Цвето-световая символика художника многозначна и не всегда поддается точной расшифровке. Например, его белый цвет – это еще и четкая форма, символ, цвет «предвечного безмолвия», тот самый феномен (включающий в себя потенциально любые реальности), который предлагался уже не раз в искусстве XX века («Белое на белом» К. Малевича, чистый холст В. Татлина, Р. Раушенберга). Оппозиция «черное – белое» довольно редка в идеографии Штейнберга, значительно чаще семантика черного заменяется темно-голубым или темно-синим (период, связанный со смертью матери).

Конструируя свои пластические пространства, Э. Штейнберг создает собственную модель космоса, где в колебании красок, в спокойном ритмическом перемещении линий и плоскостей, в светоизлучении слышатся отзвуки всеобщей гармонии. В понимании художника космос – упорядоченное целое, обладающее бесконечным многообразием возможных проявлений, определяемых числом 3. Такое обращение художника к философии чисел, к их магии, к идее иерархической обусловленности пространства и времени сближает его искусство с поэтикой Велимира Хлебникова («Доски судьбы») и философско-религиозной концепцией о. Павла Флоренского. Свои числовые соотношения и линейные построения, нередко обретающие чисто музыкальные формы, Э. Штейнберг приравнивает к идеальным математическим конструкциям, выражая их иногда знаком ∞ (бесконечность) или числами 1, 3, 7, 8. Число у него превращается в некий универсальный ключ – окно в сотворенный художником космос. Здесь, в нераздельном слиянии числа и света, художественные структуры обретают символ миропорядка с подвижным равновесием и многообразным единством.

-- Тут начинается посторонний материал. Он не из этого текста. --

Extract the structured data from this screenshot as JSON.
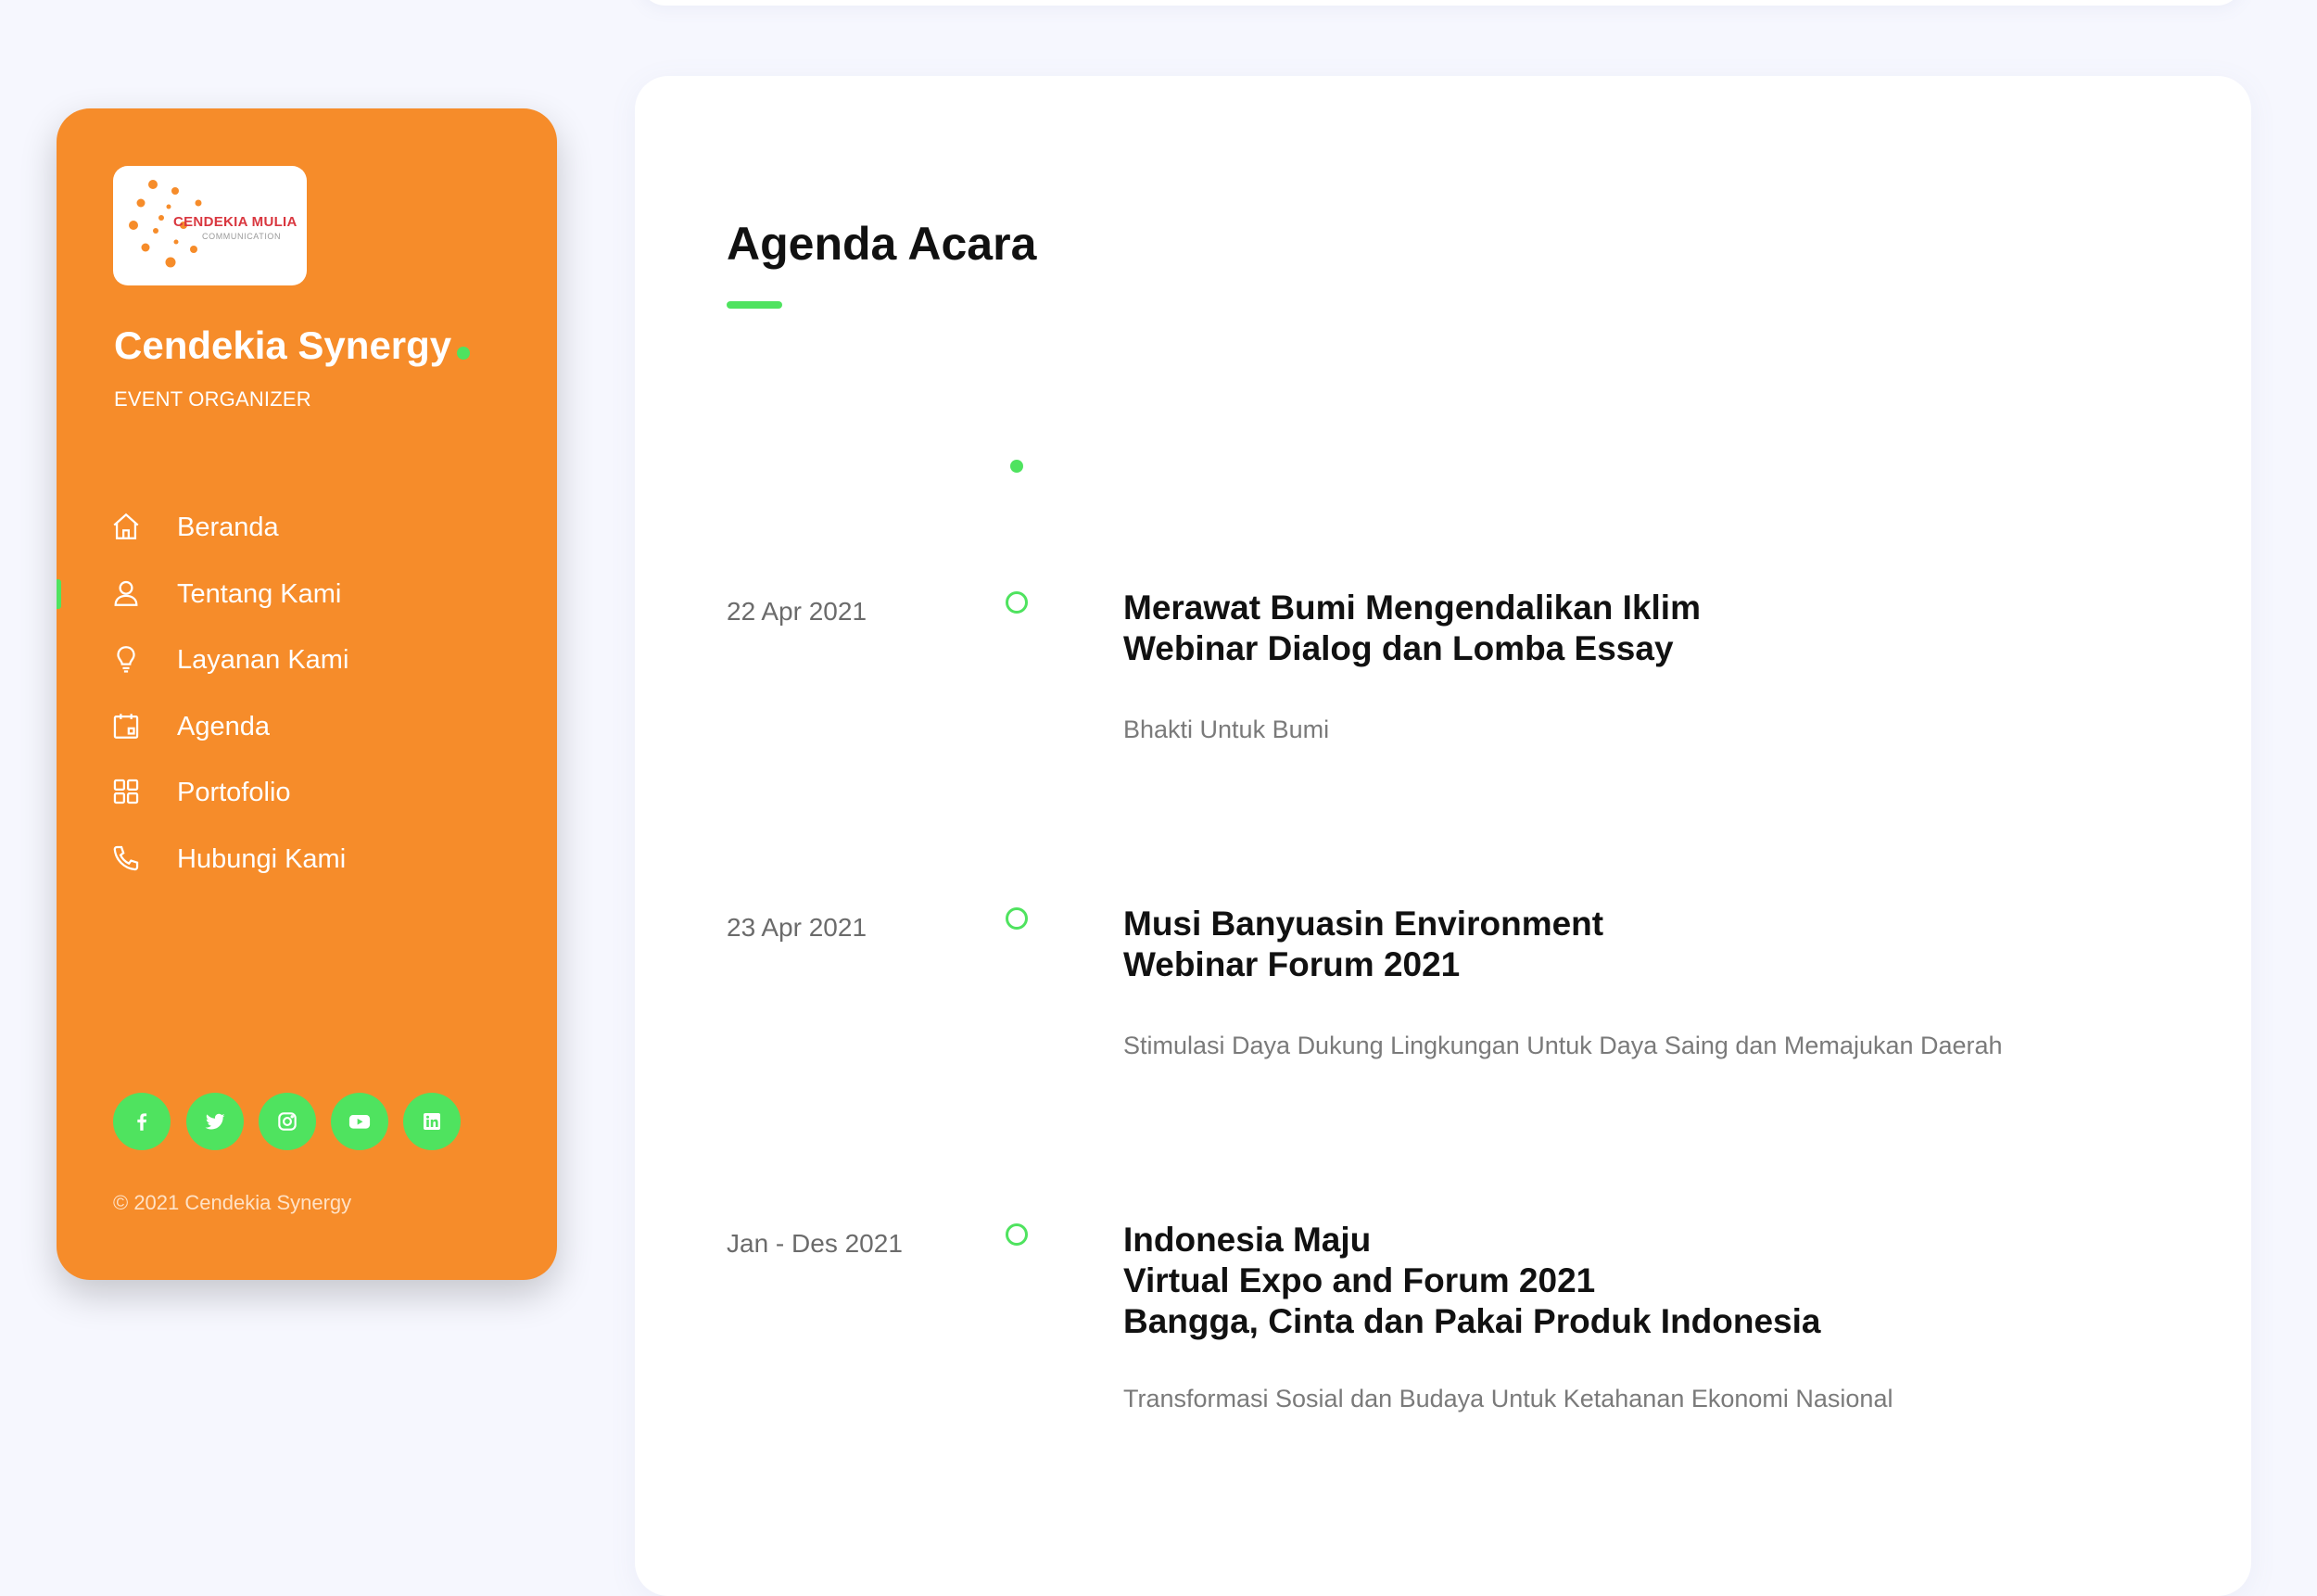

В отличие от новоевропейского типа художественного мышления, определяемого личной точкой зрения на мир и волевым усилием художника, творческий метод Штейнберга обусловлен объективизацией и аскетическим самоотречением. Энергетийные конструкции Штейнберга, указывающие на недоступность мира идеальных сущностей и в то же время их вездесущность, подчинены динамическому движению от произведения к зрителю, что соответствует «магической» концепции византийского искусства, – эти многогранные идеографические архетипы обладают активным силовым полем и рассчитаны на диалогическое общение, в котором творческий замысел художника достигает подлинного концептуального существования.

Москва, 1978

От конструкции к созерцательности – Эдуард Штейнберг и русский авангард[7]

Ханс Гюнтер

Близость Штейнберга к классическому искусству русского авангарда, к Малевичу и Кандинскому не раз отмечалась художественной критикой. Она самоочевидна при взгляде на его картины и находит подтверждение в высказываниях самого художника. Причастность Штейнберга к авангардистскому творчеству, прерванному на целые десятилетия, в то же время не должна быть понимаема как простая преемственность, как будто бы в промежутке между 1920-ми и 1960-ми ничего существенного в истории и в искусстве России не произошло. Наоборот, надо иметь в виду, что исторический, художественный и жизненный опыт десятилетий, отделяющих Штейнберга от авангарда, нашел свое выражение в его творчестве. Этот момент должен стать исходным для следующих рассуждений.

Прежде всего, несомненно, что при всей связи Штейнберга с авангардистскими традициями он категорически отрицает их конструктивистские, утилитарные тенденции продуктивного искусства. В дизайне Лисицкого, Родченко или учеников Малевича – Чашника и Суетина – Штейнберг видит трагическое «извращение авангарда» («Записки с выставки»), который изначально исходил из преодоления материальной реальности через духовное, из супрематики духа. За критикой в «социологизме» и утилитаризме стоит не только отрицание любой государственной завербованности искусства, которая в первые годы после революции программно приветствовалась многими авангардными художниками в их слепом рвении к прогрессу, но и отказ от футуро-утопической ориентации большей части русского – и не только русского – авангарда.